Pour que la culture européenne soit foisonnante, il faut que la politique suive. Elle doit aussi connaître à son tour un renouveau indépendant, crédible et responsable. Mussolini et Ceausescu, c’est fini. Le social-démocratie boite mais ne rend pas encore l’âme, la démocratie chrétienne résiste tant bien que mal sous de nouveaux visages. Dans son renouvellement, la politique en Europe voit son avenir dans le compromis; mais le vrai compromis, pas celui qui ne met d’accord que ceux qui sont déjà d’accord, en excluant les autres. L’équilibre de l’échiquier, la représentation des citoyens dans leur diversité, le progrès et bien entendu la démocratie demandent à ce que l’opposition demeure, mais dans l’entente et dans les concessions respectives de chacun.

L’Europe humaniste

L’Europe, enfin, est humaniste. Elle n’est pas qu’humaniste, son identité étant plurielle, mais elle doit se donner le devoir de toujours l’être. Humanisme n’est pas que philanthropie doucereuse ou mouvement intellectuel de la fin du Moyen Age, mais un état d’esprit, né des grandes heures de l’histoire européenne, qui place l’humain au centre. On a l’impression d’être face à un slogan politique, mais qui dit humain au centre, dit respect absolu de la vie des hommes, et donc de leur dignité. L’humanisme, c’est la civilisation qui se construit à l’aune de la dignité humaine. Valorisant son art, sa culture et la travail de sa terre, parce qu’ils sont le fruit de l’homme, le fruit de sa noblesse.

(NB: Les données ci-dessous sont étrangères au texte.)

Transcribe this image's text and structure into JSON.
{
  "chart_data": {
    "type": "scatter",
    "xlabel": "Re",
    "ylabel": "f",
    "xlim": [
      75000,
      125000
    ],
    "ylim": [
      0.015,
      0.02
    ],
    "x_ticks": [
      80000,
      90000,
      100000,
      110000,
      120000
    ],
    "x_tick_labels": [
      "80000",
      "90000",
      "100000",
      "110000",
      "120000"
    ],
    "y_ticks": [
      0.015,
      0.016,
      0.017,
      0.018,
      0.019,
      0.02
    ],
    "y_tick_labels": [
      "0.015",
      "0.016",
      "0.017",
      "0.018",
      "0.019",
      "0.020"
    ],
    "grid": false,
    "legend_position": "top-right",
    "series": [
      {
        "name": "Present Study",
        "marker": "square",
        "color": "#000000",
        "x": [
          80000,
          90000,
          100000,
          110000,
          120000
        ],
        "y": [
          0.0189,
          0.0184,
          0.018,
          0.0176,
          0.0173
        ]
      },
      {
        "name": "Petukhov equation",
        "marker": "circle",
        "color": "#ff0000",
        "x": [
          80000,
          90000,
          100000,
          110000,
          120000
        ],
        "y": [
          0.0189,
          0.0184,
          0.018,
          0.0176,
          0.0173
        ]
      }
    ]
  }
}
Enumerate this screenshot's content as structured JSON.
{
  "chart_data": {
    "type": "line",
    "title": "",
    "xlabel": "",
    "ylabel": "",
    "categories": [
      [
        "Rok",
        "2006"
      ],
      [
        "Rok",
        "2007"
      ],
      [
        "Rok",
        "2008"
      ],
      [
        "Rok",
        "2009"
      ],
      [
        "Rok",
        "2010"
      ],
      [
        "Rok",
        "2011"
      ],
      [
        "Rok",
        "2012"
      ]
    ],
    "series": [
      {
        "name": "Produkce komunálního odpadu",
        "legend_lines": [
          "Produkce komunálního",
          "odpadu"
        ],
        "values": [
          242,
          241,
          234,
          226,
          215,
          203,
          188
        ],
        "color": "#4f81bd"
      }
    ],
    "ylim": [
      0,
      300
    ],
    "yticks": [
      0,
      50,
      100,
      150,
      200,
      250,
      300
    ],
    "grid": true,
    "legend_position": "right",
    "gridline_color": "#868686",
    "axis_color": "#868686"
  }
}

Et gare à l’élitisme, parce qu’une Europe humaniste, c’est une Europe des identités plurielles, c’est une Europe du prestige, une Europe populaire. La liberté à laquelle engage l’humanisme, est une liberté du savoir-vivre, et même du savoir-bien-vivre. La liberté de faire de la fête, de s’amuser et d’osciller entre le tragique qu’imposent les aléas de l’existence et le légèreté de vie que nous choisissons. Le savoir-bien-vivre à l’européenne, c’est ouvrir une bonne bouteille de rouge pour la boire entre amis, c’est fumer des clopes si on veut, c’est rouler en grosses bagnoles, comme c’est aussi se soucier de l’écologie. La vie européenne, c’est l’enracinement dans nos territoires, c’est les joies du voyage. La tranquillité d’une vie familiale et l’aventure d’un célibataire en folie. De l’ouvrier au notable, de l’enfant au vieillard, chacun doit trouver sa juste place dans l’Europe humaniste. Une place digne. Une place fière. D’où l’on entonne un Hymne à la joie.

«C’est cela que nous voulons: que l’ardeur revienne. Que l’Europe s’anime, change, et soit, à nouveau, pour le monde entier, le visage lumineux, de l’audace, de l’esprit, et de la liberté».


Laurent Gaudé, Nous l’Europe. Banquet des peuples. Editions Actes Sud, 183 pages (2019).